The Untapped Potential: Jaguar XJ13's Missed Opportunity in Racing

It never even entered a race, let alone won Le Mans, yet within the Jaguar XJ13 lies the stuff of legend. Motor Sport takes it back to the scene of its only triumph, and near-fatal disaster, to find if reality matches the myth

Andrew Frankel

What is it about the Jaguar XJ13? What other racing car could have once attracted an offer of £7 million despite never having been entered into, let alone won, a single race?

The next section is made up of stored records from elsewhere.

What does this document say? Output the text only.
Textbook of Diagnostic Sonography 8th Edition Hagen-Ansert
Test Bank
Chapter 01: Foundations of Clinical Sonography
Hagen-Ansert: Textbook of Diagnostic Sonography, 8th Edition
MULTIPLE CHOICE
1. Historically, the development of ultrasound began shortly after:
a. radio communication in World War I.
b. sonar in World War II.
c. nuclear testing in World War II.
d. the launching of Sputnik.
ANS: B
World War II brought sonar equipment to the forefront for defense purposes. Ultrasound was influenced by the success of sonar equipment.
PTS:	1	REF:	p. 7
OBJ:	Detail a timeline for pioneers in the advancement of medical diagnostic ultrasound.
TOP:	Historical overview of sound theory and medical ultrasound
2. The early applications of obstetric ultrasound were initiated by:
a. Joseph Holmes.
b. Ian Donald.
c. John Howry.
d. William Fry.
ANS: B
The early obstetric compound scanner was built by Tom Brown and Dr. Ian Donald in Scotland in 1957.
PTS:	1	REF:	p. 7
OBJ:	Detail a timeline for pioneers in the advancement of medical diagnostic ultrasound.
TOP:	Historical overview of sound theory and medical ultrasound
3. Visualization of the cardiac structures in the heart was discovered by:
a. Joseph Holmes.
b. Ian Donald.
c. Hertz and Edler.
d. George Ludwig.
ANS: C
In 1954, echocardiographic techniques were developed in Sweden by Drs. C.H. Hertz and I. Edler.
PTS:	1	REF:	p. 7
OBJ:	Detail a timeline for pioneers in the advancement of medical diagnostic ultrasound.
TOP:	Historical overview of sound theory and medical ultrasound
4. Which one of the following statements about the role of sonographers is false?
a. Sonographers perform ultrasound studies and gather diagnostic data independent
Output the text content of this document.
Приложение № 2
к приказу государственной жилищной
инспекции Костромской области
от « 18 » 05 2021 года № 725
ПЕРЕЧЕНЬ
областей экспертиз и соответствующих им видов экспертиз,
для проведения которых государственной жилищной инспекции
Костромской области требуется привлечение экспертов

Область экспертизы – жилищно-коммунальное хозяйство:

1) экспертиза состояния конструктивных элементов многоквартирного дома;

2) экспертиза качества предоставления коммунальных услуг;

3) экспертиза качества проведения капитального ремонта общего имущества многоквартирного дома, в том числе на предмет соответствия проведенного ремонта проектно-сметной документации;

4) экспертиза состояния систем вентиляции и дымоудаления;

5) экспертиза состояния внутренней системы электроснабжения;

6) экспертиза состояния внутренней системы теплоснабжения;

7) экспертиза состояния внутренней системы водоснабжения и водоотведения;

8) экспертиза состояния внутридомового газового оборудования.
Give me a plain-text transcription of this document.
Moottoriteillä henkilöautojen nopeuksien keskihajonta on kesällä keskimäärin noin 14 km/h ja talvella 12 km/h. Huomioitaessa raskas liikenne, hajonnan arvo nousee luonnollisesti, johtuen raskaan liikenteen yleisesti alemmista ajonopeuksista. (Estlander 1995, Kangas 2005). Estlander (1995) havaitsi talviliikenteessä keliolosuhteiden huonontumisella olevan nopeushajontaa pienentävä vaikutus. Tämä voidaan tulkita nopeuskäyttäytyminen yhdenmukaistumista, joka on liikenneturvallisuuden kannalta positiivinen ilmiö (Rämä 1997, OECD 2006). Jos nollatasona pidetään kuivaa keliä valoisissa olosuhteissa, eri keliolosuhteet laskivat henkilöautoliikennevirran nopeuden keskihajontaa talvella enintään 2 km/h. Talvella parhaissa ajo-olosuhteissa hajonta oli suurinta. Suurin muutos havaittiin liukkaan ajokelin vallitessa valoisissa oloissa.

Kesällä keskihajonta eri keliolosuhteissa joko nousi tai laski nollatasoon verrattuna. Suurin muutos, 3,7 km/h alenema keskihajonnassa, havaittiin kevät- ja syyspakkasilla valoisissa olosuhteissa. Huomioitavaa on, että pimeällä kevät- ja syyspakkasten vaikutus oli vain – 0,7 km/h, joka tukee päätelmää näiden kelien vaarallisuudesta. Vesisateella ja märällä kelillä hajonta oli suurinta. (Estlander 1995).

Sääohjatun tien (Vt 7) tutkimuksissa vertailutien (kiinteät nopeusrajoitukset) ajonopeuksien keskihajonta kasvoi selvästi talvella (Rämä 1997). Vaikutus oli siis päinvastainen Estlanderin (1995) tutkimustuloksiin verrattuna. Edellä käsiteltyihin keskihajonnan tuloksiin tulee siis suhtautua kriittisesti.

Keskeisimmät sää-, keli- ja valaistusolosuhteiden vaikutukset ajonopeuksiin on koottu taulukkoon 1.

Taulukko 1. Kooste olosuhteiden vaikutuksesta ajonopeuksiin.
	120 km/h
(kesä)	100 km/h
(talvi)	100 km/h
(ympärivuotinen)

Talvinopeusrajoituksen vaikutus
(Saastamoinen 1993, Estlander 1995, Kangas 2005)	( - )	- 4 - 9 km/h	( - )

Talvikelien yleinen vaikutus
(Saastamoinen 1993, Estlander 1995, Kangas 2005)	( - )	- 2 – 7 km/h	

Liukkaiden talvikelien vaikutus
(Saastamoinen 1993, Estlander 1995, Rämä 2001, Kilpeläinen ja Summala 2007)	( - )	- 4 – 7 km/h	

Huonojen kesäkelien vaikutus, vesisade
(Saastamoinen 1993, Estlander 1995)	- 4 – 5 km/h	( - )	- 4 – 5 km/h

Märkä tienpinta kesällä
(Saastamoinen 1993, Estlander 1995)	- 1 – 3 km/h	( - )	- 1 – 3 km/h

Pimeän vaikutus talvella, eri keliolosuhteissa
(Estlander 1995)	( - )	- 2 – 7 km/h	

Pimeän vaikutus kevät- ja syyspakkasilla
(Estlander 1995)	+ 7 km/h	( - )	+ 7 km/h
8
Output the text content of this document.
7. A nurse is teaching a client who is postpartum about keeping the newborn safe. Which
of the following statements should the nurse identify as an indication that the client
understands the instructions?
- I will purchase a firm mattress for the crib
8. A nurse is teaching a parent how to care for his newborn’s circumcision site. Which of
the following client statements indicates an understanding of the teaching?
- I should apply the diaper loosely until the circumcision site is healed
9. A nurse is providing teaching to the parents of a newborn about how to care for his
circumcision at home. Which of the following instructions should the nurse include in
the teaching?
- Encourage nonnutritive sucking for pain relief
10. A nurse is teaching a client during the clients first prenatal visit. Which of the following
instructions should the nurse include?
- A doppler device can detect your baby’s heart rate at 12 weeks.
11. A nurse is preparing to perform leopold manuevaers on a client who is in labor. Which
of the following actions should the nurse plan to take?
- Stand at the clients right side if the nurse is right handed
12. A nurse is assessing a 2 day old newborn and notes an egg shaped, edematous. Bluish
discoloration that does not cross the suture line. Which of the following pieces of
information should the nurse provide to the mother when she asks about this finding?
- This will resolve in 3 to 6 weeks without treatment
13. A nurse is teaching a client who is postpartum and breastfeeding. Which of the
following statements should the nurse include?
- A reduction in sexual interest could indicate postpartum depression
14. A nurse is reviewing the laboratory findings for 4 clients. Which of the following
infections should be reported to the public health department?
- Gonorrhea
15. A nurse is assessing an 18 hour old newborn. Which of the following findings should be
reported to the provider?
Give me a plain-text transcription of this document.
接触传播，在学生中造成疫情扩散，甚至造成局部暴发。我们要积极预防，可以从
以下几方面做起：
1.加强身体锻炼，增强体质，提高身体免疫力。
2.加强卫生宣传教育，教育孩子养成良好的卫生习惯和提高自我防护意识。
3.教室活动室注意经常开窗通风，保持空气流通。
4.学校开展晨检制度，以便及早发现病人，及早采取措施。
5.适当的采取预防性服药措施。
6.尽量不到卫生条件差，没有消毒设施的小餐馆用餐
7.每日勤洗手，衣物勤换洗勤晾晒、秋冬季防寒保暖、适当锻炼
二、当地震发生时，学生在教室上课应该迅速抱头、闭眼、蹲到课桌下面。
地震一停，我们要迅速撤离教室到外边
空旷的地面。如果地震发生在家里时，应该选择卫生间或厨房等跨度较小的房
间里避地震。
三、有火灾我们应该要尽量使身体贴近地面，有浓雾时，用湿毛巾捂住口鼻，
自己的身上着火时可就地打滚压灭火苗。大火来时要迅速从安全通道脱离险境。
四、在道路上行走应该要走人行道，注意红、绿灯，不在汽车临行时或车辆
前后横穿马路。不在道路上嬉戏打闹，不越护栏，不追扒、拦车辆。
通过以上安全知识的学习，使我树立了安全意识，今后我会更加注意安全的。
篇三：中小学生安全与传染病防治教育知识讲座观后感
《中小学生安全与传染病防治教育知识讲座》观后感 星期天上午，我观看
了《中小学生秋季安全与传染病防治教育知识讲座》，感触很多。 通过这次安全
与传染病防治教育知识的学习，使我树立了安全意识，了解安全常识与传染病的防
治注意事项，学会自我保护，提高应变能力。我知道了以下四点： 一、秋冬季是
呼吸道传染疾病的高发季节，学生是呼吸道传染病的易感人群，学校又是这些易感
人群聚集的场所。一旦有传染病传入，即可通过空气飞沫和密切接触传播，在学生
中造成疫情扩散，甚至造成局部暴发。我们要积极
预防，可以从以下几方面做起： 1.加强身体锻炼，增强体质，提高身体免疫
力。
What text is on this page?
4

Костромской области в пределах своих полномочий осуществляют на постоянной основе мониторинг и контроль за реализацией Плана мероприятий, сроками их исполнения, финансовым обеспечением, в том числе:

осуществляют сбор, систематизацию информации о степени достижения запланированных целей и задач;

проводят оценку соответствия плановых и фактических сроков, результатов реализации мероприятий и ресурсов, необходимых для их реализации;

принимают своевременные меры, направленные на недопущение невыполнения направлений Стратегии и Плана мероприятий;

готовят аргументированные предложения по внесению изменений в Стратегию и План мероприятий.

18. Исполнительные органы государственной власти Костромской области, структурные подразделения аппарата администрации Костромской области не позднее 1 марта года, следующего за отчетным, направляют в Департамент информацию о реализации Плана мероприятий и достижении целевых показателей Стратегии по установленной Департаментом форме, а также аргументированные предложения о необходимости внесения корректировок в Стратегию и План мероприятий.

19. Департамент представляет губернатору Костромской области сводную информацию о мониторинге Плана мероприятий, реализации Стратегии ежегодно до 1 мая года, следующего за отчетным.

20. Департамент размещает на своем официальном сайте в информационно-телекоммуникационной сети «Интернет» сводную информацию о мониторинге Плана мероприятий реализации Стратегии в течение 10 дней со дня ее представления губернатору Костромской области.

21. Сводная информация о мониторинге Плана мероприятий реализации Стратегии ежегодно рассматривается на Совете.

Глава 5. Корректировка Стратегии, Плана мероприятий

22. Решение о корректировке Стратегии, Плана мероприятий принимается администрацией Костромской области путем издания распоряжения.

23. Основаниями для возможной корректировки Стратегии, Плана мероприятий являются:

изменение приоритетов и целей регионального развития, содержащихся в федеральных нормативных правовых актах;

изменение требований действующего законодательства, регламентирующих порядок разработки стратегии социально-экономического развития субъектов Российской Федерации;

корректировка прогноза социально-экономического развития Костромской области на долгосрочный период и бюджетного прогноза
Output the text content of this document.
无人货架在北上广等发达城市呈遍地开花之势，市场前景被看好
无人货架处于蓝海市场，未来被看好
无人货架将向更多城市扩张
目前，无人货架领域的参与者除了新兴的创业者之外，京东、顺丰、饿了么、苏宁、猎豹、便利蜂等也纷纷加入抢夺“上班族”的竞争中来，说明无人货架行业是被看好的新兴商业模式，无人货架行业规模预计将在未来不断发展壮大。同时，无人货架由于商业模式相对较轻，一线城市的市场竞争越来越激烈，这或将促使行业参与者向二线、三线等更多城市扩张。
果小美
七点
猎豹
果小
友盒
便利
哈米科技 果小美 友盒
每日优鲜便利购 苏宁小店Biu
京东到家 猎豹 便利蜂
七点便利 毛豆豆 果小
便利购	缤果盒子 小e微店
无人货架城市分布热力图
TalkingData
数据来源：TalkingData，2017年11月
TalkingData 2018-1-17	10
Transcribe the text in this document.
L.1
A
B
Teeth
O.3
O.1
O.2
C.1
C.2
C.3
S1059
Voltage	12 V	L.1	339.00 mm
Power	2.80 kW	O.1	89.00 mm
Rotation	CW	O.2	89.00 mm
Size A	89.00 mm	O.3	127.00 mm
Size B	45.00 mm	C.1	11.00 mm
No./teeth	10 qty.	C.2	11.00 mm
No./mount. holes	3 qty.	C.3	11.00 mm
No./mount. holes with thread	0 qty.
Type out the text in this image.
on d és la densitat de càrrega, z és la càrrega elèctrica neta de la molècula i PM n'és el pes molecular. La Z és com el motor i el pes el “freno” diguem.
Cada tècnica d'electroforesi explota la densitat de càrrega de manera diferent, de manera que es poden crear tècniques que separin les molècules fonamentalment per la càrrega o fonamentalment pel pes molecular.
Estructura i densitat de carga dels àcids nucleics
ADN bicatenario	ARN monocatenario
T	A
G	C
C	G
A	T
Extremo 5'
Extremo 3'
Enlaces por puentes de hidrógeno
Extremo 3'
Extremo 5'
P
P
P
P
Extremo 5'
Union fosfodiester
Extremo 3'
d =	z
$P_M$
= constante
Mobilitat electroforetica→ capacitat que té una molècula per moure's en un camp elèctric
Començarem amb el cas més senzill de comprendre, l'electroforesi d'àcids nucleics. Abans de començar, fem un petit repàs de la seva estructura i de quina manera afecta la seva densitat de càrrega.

Perversely, it is this very lack of anything you might describe as success which stops people short of calling it a failure. It was only ever designed to compete at Le Mans and, by the time its protracted development programme had been completed, it would have lined up in the 1967 race against the 7.0-litre Ford GT40s and the Ferrari P4s. Had it lasted, there are those who believe it might possibly have won but, with British Leyland now writing the cheques, it is hard to see how it would have vanquished the two most formidable names in ’60s sports car racing.

This alone, however, fails to come even close to explaining the XJ13’s mythical status. That stems from a coincidence of facts, the largest of which is that curiously British penchant for believing what you wish to be so until presented with incontrovertible evidence to the contrary; and while the XJ13 may never have won a race, it just as surely never lost one either.